BYU blasts Portland 83-48 to remain second in WCC

(Rick Egan | The Salt Lake Tribune) against the Brigham Young Cougars head coach Dave Rose congratulates Brigham Young Cougars forward Yoeli Childs (23) as he scores the Cougars first 12 points of the game, in basketball action in the Beehive Classic, between against the Brigham Young Cougars and Utah Utes, a the Vivint Smart Home Arena, Saturday December 8, 2018.

For all the weeping, wailing and gnashing of teeth after BYU lost two early West Coast Conference road games by a combined 41 points and was crushed at home by No. 4 Gonzaga a week ago, the Cougars have recovered quite nicely in the league where the only real race is for second place.

BYU stayed alone in second on Thursday night, three games behind the first-place Zags, by routing Portland 83-48 at Chiles Center for its seventh straight win over the Pilots.

Yoeli Childs registered his 13th double-double of the season with 17 points and 11 rebounds and TJ Haws added 22 as the Cougars improved to 7-3 in the WCC, 15-10 overall.

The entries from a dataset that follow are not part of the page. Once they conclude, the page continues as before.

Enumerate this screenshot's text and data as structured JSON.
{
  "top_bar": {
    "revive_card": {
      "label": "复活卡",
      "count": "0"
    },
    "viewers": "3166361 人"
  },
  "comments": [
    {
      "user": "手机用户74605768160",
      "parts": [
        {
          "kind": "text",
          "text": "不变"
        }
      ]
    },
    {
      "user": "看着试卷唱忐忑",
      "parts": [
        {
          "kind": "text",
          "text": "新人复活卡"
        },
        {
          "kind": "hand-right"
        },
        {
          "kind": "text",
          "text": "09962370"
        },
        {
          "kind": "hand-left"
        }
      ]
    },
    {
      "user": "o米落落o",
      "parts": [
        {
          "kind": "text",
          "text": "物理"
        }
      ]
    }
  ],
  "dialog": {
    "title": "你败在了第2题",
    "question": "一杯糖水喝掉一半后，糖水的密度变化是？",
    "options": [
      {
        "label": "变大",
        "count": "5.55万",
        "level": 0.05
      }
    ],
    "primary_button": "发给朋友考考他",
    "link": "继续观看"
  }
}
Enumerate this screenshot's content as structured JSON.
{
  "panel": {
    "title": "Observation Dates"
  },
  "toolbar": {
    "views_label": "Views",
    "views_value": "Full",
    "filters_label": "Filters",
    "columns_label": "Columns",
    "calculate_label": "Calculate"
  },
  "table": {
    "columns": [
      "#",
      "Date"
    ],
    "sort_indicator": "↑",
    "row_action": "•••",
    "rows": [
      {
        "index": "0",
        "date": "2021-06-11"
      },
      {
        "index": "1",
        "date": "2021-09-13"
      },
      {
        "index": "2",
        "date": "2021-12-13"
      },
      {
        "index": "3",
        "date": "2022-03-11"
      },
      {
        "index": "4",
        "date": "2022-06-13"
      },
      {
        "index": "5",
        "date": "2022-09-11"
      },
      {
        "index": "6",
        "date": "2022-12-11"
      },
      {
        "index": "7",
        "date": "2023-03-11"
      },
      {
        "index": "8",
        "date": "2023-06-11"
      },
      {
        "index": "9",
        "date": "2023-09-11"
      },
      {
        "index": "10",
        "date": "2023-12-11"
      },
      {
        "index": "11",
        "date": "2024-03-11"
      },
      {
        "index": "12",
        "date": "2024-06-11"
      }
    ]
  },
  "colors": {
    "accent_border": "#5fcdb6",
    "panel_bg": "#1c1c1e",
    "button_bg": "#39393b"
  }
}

Portland dropped to 0-10 and 7-18 in losing its 11th straight game and posted a season-low scoring total. The Cougars are now 20-2 all-time against the Pilots, coached by former NBA great Terry Porter.

The Cougars have had some letdowns after building big first-half leads, but not on this night. They took a 40-21 halftime lead and stretched it to 30 before Portland made a field goal in the second half.

Zac Seljaas added 12 points and was 2 of 4 from the 3-point range

Nick Emery made his first start since March 15, 2017, replacing freshman Connor Harding in the starting lineup, and hit a big 3-pointer in the first half to get his confidence going. He finished with eight points, five assists and four rebounds.

“Confidence is such a fragile thing. It comes and goes. Right now, I think that Nick’s confidence is really good,” coach Dave Rose told the BYU sports radio network before the game. “He played great the other night, gave us the energy that we really needed, and showed some real leadership qualities.”

Gavin Baxter made his second start, and first since posting career highs of 25 points and 10 rebounds in Saturday’s 67-49 win over LMU. He had five points and seven rebounds in 22 minutes.

“He had a tremendous response to his first start the other night,” said Rose, who predicted that Baxter would have a hard time duplicating his performance last week because now there’s plenty of film out on the Cougars’ promising freshman.

It took BYU almost three minutes to score, but after Haws’ 3-pointer on the Cougars’ sixth possession, Portland never had the lead again. Haws scored 12 of his points in the first half.

A 9-0 run pushed BYU’s lead to 32-18 with three minutes, 21 seconds remaining in the first half. After a Portland 3-pointer, the Cougars finished the first half on an 8-0 run and carried that momentum into the second half.

The Cougars scored 18 points off 12 Portland turnovers in the first half in which neither team got into the bonus at the free-throw line. It was the fewest points BYU has allowed in any half this season.

Childs had 10 points and nine rebounds in the first half. Earlier Thursday, the junior became one of 10 finalists for the Karl Malone Award, given annually to the top power forward in college basketball.

The Cougars improved to 13-1 when leading at halftime.

BYU returns to the Marriott Center on Saturday to host Pacific at 7 p.m.